Mei le contempló. Las palabras se le demoraban pesadamente en la garganta.
– En todo caso, tu madre no se podía permitir ser tan arrogante y tan egoísta como tu padre: tenía dos hijas pequeñas de las que preocuparse. La realidad era que tú y tu hermana sencillamente no podíais sobrevivir con esa clase de vida. Así que ella volvió y me pidió ayuda. No fue fácil. Ella había sellado su propio destino cuando se negó a colaborar con el Partido y se exilió al campo con tu padre: el Partido nunca olvida ni perdona.
»Yo la ayudé, con gran riesgo para mí mismo. Ella hizo lo que el Partido le pedía y aportó pruebas contra tu padre. Tuvo que dejar el ministerio, por supuesto. El que se hubiera casado con tu padre y su conducta hasta ese momento la habían descalificado para el ejercicio de su cargo. Pero denunciando a tu padre se salvó a sí misma y os salvó a vosotras dos. Intenté ayudarla en lo que pude cuando dejó el ministerio, buscándole trabajos temporales y alojamiento. Pero en aquellos años había veces en que ni siquiera podía protegerme a mí mismo y a mi propia familia.
»Hacia el final de la Revolución Cultural, cuando hasta a mí se me puso crudo, coincidí con tu padre en la cárcel. Yo siempre le había conocido como un tipo listo, cultivado, un poco arrogante quizá. Por eso fue un golpe encontrarme con que era un hombre deshecho. Hasta hoy le recuerdo sentado en un rincón tosiendo, o cojeando por el patio de la cárcel. Cada vez que había algún ruido fuerte o se acercaban los guardias, los ojos se le contraían y se le encogía el cuerpo. Era como un pájaro aterrorizado atrapado en una jaula invisible.

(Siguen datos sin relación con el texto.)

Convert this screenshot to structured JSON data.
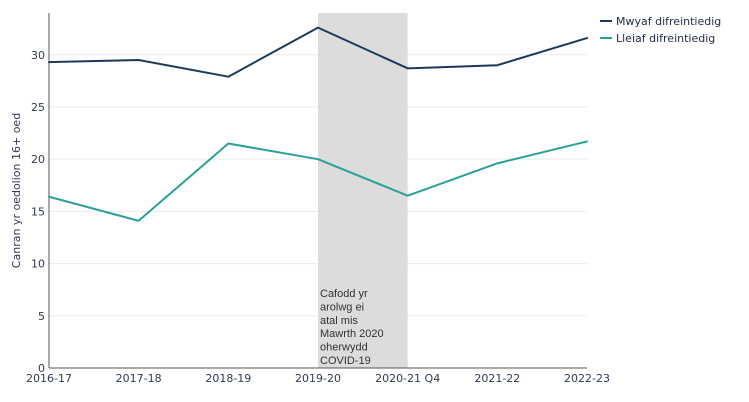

«Intenté hablar con él de prisionero a prisionero, pero tu padre no quería escuchar. No era la clase de hombre que perdonara fácilmente. El odio había echado dentro de él raíces que habían desarrollado nudos mortales. Me di cuenta de que eso le estaba matando desde dentro.
»Yo no pasé en la cárcel mucho tiempo. En unos pocos meses fui trasladado, y me soltaron cuando la Revolución Cultural terminó.
»Hasta que volví a Pekín no tuve noticia de la muerte de tu padre. El relato oficial era que había muerto de una enfermedad en la cárcel. Fui a ver a tu madre, fue la única vez que accedió a verme. Quería saberlo todo sobre él. Qué tipo de comida comía, si estaba de buen ánimo, si pensaba en las niñas, qué había dicho sobre ella, por qué no le había escrito. Pensé que nunca había recibido información alguna sobre él, así que le conté todo. Buena parte de ello no fue para ella sorpresa, pero aun así se lo tomó muy mal. Cuando le conté que tu padre había dicho que nunca la perdonaría, lloró.
El hombre elegante hizo una pausa y tomó un sorbo de Wuliangye para humedecerse la garganta. Mei creyó ver un brillo de tristeza en sus ojos.